Deprem bölgesine girdiğimde gördüğüm manzara korkunçtu.
Övündüğümüz yollar karpuz gibi ikiye yarılmıştı
Hani şu kriz dönemlerinde gözyaşlarına aldırmadan "kendine başka bir ev bul" dediğimiz evler moloz yığını haline gelmişti.
Duvarlar çatlamış, kolonlar patlamış, ev sahibi ile kiracı aynı ateşin etrafında ısınır olmuştu
Kendisi ile övündüğümüz her şey yara almış FETÖ meselesinden sonra "artık işimize yaramaz" sandığımız cemaatler enkaza koşturmuştu
Tabiri caiz ise enkazda açan filizler oldular.
İşte bu filizlerden biri de Umut Kervanı'ydı. Hem gazeteci kimliğimizle hem de STK gönüllüsü olarak Adıyaman'a vardığımızda depremin vurduğu gönüldaşlarımızı gördük
Onlar da en ağırından felaketi yaşamışlardı ama kendilerini değil başkalarını düşünüyorlardı.
Depremde yakınlarını kaybedenler yaslarını tutarken Umut Kervanı gönüllülerinin yas tutacak zamanı bile yoktu.
Mithat Hoca Umut Kervanı gönüllüsü bir öğretmendi. Depremde yeğeni şehid verdiği halde, evi hasar aldığı halde ve 10 gün önce bir çocuğu dünyaya geldiği halde onun tek derdi yardım çalışmaları idi.

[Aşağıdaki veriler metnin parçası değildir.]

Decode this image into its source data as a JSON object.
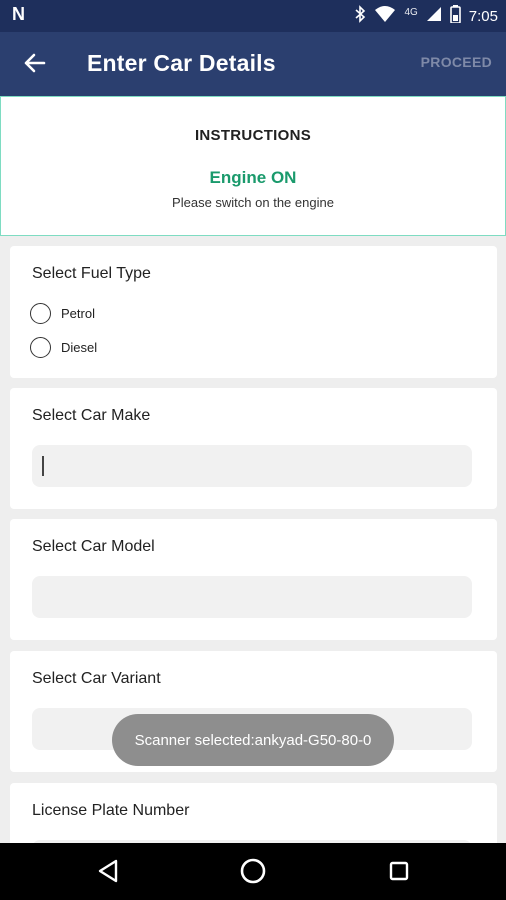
{
  "status_bar": {
    "network": "4G",
    "time": "7:05",
    "icons": [
      "notification-n-icon",
      "bluetooth-icon",
      "wifi-icon",
      "signal-icon",
      "battery-icon"
    ]
  },
  "app_bar": {
    "title": "Enter Car Details",
    "proceed_label": "PROCEED"
  },
  "instructions": {
    "heading": "INSTRUCTIONS",
    "status": "Engine ON",
    "description": "Please switch on the engine"
  },
  "fuel_type": {
    "label": "Select Fuel Type",
    "options": [
      "Petrol",
      "Diesel"
    ]
  },
  "car_make": {
    "label": "Select Car Make",
    "value": ""
  },
  "car_model": {
    "label": "Select Car Model",
    "value": ""
  },
  "car_variant": {
    "label": "Select Car Variant",
    "value": ""
  },
  "license_plate": {
    "label": "License Plate Number",
    "value": ""
  },
  "toast": {
    "text": "Scanner selected:ankyad-G50-80-0"
  },
  "colors": {
    "app_bar": "#2b3f6f",
    "status_bar": "#1e2f5c",
    "accent_green": "#1a9a6c",
    "instructions_border": "#7edcc2"
  }
}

Muhammed Enes'ten nasıl bahsetmeyeyim!
İlçedeki evinde depremzedeleri ağırlıyor. Sabah deprem koordinasyon merkezine geldiğimde Muhammed Enes oradaydı. Akşam ayrıldığımda yine oradaydı. Yorgunluk yüzüne yuva yapmış gibiydi. Ama kendisine ısrarla "git bir gün dinlen, çocuklarınla zaman geçir, ben senin işlerini takip ederim" desem de yok ikna olmuyordu.
Bugün depremin 27. Günü ve Muhammed Enes gibi yüzlerce kişinin tek bir gün dinlendikleri yok.
Günde 16 saat acısı olan, ihtiyacı olan ve habire sizden yardım isteyen insanların dertlerini çözmeye çalışmak sanıldığı gibi kolay değil.
Bu işler stüdyo ortamlarında ahkâm kesmeye benzemiyor
Evleri hasar alanlar fellik fellik kiralık ev ararken Umut Kervanı gönüllülerinin gündeminde "acaba ramazan ayında halka nasıl yardım ederiz" var.
Biraz da halkı konuşmak gerekirse…
Yorgunlar, bitkinler, STK'lara müteşekkirler.
Umut Kervanına ayrı bir muhabbetleri var. Depremin ilk gününde devlet yokken siz vardınız diyorlar
Yazıyı camiadan hazzetmeyen, hatta nefret eden ve Umut Kervanının yardım seferberliğine katkı sunan bir depremzedenin sözleri ile bitireyim
(dünya görüşünüzden dolayı) sizi hiç sevmiyorum ama size çok güveniyorum.
Çünkü sizin nasıl koşturduğunuzu görüyorum, bundan dolayı yardımlarımı sizin aracılığınızla yapıyorum
Şaşırmayın!
Peygambere de öyle denmişti.
Ey Muhammed biz seni sevmiyoruz, söylediklerinizi kabul etmiyoruz ama emanetlerimizi de sana bırakıyoruz çünkü sen el eminsin, güvenilirsin.